A narrativa da Meg, a principio, me incomodou bastante. A Daisy narra tudo corrido, sem se interromper para separar diálogos. Normalmente ela apenas te diz mais ou menos sobre o que foi a conversa e as vezes surge uma narrativa, mas é tudo incluso nos mesmos parágrafos.

Permanecermos vivas era algo que fazíamos para passar o tempo.

No inicio fiquei bem frustrada, porque não parecia ser um diário. Até que chegamos na segunda parte e a narrativa mudar e você perceber que aquele era um tipo bem peculiar de diário. Então eu passei a admirar a Meg Rosoff pela forma com que ela foi capaz de construir a história.

Essa não é uma história sobre guerra normal. Aqui não estamos olhando a menina que é o símbolo da revolução de um governo opressor, ou que está afrente dos insurgentes. Ela não está no front, ela não está lutando pelo país ou pela liberdade ou por nada em particular. Também não é um livro como E o Vento Levou, onde Scarlett sabia exatamente o que estava acontecendo.
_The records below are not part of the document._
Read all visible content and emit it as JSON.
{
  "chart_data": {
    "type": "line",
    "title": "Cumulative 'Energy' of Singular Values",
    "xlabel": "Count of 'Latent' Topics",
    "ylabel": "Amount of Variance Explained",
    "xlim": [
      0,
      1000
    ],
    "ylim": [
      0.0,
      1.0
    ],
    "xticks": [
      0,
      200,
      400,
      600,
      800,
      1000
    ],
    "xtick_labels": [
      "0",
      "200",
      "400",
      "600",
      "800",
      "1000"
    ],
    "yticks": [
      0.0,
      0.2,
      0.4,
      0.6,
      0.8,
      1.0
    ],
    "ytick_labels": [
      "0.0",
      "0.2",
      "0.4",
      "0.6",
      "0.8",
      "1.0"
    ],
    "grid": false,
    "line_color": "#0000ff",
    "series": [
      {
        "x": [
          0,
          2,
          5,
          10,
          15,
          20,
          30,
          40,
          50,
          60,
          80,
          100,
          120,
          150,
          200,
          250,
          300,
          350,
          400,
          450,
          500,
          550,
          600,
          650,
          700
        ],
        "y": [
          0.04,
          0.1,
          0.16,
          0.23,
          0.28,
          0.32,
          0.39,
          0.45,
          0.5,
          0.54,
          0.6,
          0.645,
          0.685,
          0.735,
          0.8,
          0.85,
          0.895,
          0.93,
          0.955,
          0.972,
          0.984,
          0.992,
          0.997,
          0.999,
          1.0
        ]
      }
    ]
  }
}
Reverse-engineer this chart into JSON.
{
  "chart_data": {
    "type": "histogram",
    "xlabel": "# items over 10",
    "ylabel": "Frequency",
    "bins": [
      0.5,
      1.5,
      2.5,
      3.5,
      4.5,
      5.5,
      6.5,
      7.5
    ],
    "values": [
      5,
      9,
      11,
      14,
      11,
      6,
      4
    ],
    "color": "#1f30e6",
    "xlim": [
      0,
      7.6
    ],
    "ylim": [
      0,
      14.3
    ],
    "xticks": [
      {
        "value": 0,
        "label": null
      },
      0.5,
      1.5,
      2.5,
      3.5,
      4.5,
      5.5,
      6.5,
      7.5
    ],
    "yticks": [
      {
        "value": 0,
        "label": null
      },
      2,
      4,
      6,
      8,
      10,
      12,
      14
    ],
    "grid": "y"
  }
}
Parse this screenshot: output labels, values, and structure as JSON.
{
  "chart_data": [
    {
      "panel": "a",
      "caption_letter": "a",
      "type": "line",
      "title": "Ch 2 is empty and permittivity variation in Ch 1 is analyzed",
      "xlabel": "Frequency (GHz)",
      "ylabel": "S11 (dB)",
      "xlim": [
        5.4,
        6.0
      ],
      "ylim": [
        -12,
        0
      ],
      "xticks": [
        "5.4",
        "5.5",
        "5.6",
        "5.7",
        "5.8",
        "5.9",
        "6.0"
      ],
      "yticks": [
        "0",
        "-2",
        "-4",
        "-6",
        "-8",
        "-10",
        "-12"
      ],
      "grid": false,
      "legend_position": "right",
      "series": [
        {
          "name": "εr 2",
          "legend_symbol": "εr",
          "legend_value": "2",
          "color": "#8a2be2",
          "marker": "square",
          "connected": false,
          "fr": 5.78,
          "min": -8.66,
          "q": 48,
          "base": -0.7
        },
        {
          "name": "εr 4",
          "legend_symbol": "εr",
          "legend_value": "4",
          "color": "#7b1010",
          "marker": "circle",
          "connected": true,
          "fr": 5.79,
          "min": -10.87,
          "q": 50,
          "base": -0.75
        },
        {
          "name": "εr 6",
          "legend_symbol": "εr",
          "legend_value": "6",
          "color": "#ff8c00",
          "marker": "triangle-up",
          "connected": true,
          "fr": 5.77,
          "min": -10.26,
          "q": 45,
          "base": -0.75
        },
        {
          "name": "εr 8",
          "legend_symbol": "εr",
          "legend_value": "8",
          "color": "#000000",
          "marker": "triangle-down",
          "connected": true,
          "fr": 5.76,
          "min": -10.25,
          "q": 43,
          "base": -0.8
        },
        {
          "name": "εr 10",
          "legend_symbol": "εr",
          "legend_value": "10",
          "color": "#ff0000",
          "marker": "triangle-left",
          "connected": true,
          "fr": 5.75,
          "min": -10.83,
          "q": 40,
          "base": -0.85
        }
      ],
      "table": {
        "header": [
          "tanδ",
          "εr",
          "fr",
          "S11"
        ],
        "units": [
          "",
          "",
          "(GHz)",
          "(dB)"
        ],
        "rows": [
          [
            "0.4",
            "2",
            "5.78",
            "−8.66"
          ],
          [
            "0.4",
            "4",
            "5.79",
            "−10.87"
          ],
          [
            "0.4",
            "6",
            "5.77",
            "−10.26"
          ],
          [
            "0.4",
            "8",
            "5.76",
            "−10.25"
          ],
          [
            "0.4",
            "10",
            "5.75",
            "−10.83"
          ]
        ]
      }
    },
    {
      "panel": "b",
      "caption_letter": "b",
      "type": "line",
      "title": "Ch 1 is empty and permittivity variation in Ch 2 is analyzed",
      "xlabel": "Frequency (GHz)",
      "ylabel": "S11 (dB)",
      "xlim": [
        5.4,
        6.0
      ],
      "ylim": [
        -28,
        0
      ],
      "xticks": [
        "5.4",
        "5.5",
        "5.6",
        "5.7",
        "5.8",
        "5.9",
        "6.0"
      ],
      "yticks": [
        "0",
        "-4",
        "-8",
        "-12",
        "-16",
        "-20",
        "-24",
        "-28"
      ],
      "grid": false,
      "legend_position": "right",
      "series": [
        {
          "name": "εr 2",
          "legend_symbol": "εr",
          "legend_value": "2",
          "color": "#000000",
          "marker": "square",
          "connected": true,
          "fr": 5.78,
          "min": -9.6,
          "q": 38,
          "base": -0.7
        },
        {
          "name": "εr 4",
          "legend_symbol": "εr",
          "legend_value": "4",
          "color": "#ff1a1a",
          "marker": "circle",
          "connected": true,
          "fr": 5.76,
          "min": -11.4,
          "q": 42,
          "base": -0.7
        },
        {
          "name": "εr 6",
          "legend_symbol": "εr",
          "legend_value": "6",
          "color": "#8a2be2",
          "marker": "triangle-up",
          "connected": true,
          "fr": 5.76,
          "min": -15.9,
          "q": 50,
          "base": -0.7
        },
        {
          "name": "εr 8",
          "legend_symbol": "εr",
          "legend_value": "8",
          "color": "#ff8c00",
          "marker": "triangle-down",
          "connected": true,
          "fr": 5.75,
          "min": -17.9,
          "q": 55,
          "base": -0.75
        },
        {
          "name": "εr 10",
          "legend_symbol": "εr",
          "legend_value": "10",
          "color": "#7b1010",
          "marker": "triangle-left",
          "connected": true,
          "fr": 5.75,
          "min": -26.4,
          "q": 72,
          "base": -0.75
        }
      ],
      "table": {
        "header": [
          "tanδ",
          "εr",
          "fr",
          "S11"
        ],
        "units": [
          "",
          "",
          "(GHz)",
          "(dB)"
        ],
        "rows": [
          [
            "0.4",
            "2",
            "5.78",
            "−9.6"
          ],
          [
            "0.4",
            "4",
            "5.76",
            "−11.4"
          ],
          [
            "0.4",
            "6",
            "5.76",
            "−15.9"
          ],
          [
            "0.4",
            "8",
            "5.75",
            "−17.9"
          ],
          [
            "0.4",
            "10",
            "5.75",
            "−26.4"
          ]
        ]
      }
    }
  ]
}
Daisy não tem ideia do que está acontecendo no mundo além da fazenda e, contando que não atinja ela ou os primos, ela não se importa de verdade.

Se você nunca esteve em uma guerra e se pergunta quanto tempo leva para se acostumar a perder tudo que você achava que precisava ou amava, eu posso te dizer que a resposta é nenhum.

Minha Vida Agora é um conto trágico sobre a perda da inocência, as marcas da guerra que atingem toda e qualquer pessoa a sua volta e a luta desenfreada para sobreviver contra todas as adversidades, porque você simplesmente precisa voltar para casa.

Na minha mente, nos meus membros, nos meus sonhos, ainda está acontecendo.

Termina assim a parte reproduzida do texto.